Think For Yourself

Think For Yourself
Photo by Markus Winkler / Unsplash

Every running subreddit I visit has some version of the same post. "My Runna plan says 10 miles today but my knee hurts, what should I do?" or "Garmin is telling me to take a rest day but I feel fine, should I ignore it?" These are grown adults asking strangers on the internet for permission to listen to their own body.

I use Runna. It's a genuinely good training tool that has helped me get faster and more structured. I'm not about to pretend I'm above using a plan. The difference is that when my plan says run 10 miles and my knee is screaming at me, I don't open Reddit. I stop running.

Pain is your body's way of telling you something is wrong. You don't need an algorithm to interpret that signal, and you certainly don't need a stranger on the internet to give you the green light to rest. The Wall Street Journal recently reported that Runna has had to add features to tone down its aggressive training plans after a growing number of injury reports. Physical therapists are seeing stress fractures, shin splints, and Achilles issues linked to training load being ramped up too fast. None of this is the app's fault, not really. The app is doing what it's designed to do. The problem is that people treat its output as gospel rather than a suggestion, and never once stop to ask themselves whether the plan makes sense for their body on that particular day.

A training plan is a guide. It's a framework built on averages and assumptions about where your fitness level sits. It doesn't know you slept badly. It doesn't know your knee has been dodgy since Tuesday. It doesn't know you're stressed out of your mind at work and running on fumes. Only you know that, and if you can't make a basic decision about whether to rest or run based on how you feel, then no app is going to save you.

The Garmin rest day question is almost worse. Someone has a device strapped to their wrist that is literally telling them to recover, and their first instinct is to question it. Not from a place of genuine curiosity about the science behind the recommendation, which would be fair enough, but from a place of not being able to sit with the decision themselves. They need validation from a community to do something their own watch is already telling them to do.

Engage Your Brain

This isn't just a running thing. We've slowly handed over our ability to think and make decisions to tools and platforms across every part of life. People ask ChatGPT what to have for dinner. They ask it how to respond to a text from a friend. They copy and paste AI-generated emails without reading them, send entire documents they haven't checked, and defer to algorithms on questions that require nothing more than a moment of thought. The pattern is the same everywhere: faced with a decision, no matter how small, the first instinct is to ask something or someone else rather than just thinking about it.

People won't send a three-line email without running it through an AI first. They won't make a decision without checking what a chatbot thinks. Not complex decisions either, basic ones that require nothing more than a bit of thought and the confidence to back yourself. We've reached a point where people would rather trust a statistical prediction engine than their own instincts, their own experience, their own common sense. The tool is never wrong in their mind, so why bother forming an opinion at all?

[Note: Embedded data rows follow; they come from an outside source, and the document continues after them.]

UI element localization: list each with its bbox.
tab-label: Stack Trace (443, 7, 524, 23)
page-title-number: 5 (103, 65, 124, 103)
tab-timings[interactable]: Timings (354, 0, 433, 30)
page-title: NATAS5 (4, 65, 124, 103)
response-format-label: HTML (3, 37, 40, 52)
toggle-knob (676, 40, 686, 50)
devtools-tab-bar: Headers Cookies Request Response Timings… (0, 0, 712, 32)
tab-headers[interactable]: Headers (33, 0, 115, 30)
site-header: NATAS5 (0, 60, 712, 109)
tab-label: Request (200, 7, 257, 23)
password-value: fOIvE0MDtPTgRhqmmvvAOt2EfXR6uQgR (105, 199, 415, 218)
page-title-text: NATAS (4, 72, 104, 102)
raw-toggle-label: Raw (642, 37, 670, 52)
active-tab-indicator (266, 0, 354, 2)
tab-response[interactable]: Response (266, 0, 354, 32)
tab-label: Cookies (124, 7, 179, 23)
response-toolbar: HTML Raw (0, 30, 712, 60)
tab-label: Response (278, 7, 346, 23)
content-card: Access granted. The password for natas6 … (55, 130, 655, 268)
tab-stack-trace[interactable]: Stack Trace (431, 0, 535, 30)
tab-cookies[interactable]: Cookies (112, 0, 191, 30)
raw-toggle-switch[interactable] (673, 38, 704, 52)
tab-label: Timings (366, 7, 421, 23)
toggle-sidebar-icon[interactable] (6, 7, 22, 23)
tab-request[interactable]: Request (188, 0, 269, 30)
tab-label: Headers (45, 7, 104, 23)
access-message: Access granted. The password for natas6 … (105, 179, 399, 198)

Running used to be one of the simplest things you could do. Put on shoes, go outside, move your legs. Now it requires a subscription app, a GPS watch, heart rate zones, training load metrics, recovery scores, and apparently the approval of Reddit before you can decide whether today is a run day or a rest day. We've taken something beautifully straightforward and buried it under a mountain of data that most people don't know how to interpret anyway.

Running is mental. The discipline to push through when it hurts, the toughness to keep going when your brain is begging you to stop. That mental strength doesn't develop if you outsource every decision to an app. It develops when you learn to read your own body, make your own calls, and live with the consequences. Sometimes you'll get it wrong. You'll run when you should have rested, or rest when you could have pushed. That's fine. That's how you learn.

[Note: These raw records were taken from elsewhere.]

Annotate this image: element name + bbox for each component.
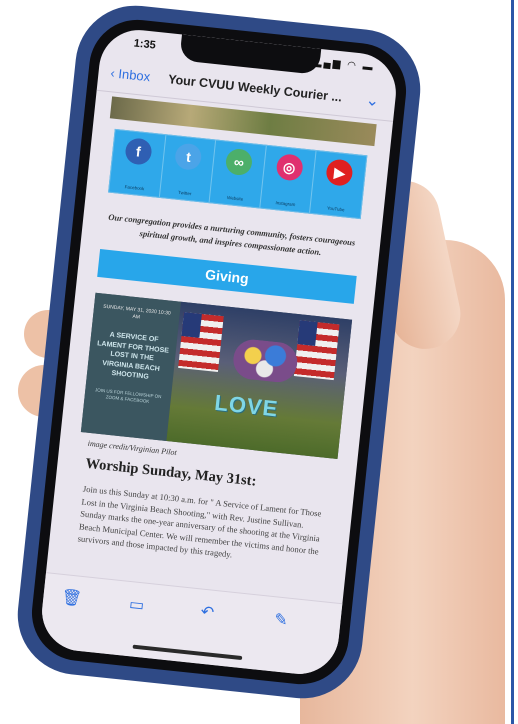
facebook-icon: f bbox=[124, 137, 153, 166]
phone-bezel: 1:35 ▂▄▆ ◠ ▬ ‹ Inbox Your CVUU Weekly Co… bbox=[27, 15, 411, 689]
social-link-facebook[interactable]: f Facebook bbox=[109, 129, 166, 197]
phone-case: 1:35 ▂▄▆ ◠ ▬ ‹ Inbox Your CVUU Weekly Co… bbox=[11, 0, 427, 705]
trash-icon[interactable]: 🗑 bbox=[60, 587, 83, 609]
banner-title: A SERVICE OF LAMENT FOR THOSE LOST IN TH… bbox=[96, 331, 170, 381]
flowers bbox=[231, 337, 300, 385]
social-label: YouTube bbox=[326, 205, 345, 213]
status-time: 1:35 bbox=[133, 37, 157, 52]
back-label: Inbox bbox=[117, 66, 151, 85]
twitter-icon: t bbox=[174, 142, 203, 172]
link-icon: ∞ bbox=[224, 147, 254, 177]
social-label: Twitter bbox=[177, 189, 192, 197]
banner-date: SUNDAY, MAY 31, 2020 10:30 AM bbox=[102, 303, 171, 321]
banner-join-text: JOIN US FOR FELLOWSHIP ON ZOOM & FACEBOO… bbox=[94, 386, 162, 404]
social-link-twitter[interactable]: t Twitter bbox=[159, 135, 217, 203]
worship-body: Join us this Sunday at 10:30 a.m. for " … bbox=[77, 483, 322, 560]
folder-icon[interactable]: ▭ bbox=[128, 594, 145, 615]
memorial-photo: LOVE bbox=[166, 301, 353, 459]
banner-text-panel: SUNDAY, MAY 31, 2020 10:30 AM A SERVICE … bbox=[80, 292, 182, 441]
compose-icon[interactable]: ✎ bbox=[273, 609, 288, 630]
home-indicator bbox=[132, 644, 243, 661]
page-edge-line bbox=[511, 0, 514, 724]
phone-screen: 1:35 ▂▄▆ ◠ ▬ ‹ Inbox Your CVUU Weekly Co… bbox=[38, 26, 400, 678]
back-to-inbox-button[interactable]: ‹ Inbox bbox=[110, 65, 151, 84]
chevron-down-icon[interactable]: ⌄ bbox=[365, 90, 380, 111]
social-label: Instagram bbox=[275, 200, 296, 208]
service-banner-image[interactable]: SUNDAY, MAY 31, 2020 10:30 AM A SERVICE … bbox=[80, 292, 353, 459]
instagram-icon: ◎ bbox=[274, 153, 304, 182]
social-link-website[interactable]: ∞ Website bbox=[209, 140, 267, 208]
social-link-instagram[interactable]: ◎ Instagram bbox=[260, 145, 317, 213]
youtube-icon: ▶ bbox=[325, 158, 354, 187]
social-link-youtube[interactable]: ▶ YouTube bbox=[310, 151, 366, 218]
social-label: Website bbox=[226, 195, 244, 202]
love-letters: LOVE bbox=[213, 389, 280, 422]
flag-right bbox=[293, 320, 340, 381]
flag-left bbox=[178, 312, 224, 372]
social-links-bar: f Facebook t Twitter ∞ Website ◎ Instagram ▶ YouT… bbox=[108, 128, 368, 220]
social-label: Facebook bbox=[124, 184, 145, 192]
email-content[interactable]: f Facebook t Twitter ∞ Website ◎ Instagram ▶ YouT… bbox=[46, 91, 393, 604]
reply-icon[interactable]: ↶ bbox=[200, 602, 215, 623]
status-icons: ▂▄▆ ◠ ▬ bbox=[313, 56, 376, 74]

The people posting on Reddit aren't looking for information. They're looking for someone to take responsibility for the decision. If someone tells them to run and they get injured, it's not their fault. If someone tells them to rest and they miss a session, they had permission. It's a way of removing yourself from the driver's seat of your own training, your own body, your own life. Your body is giving you all the information you need.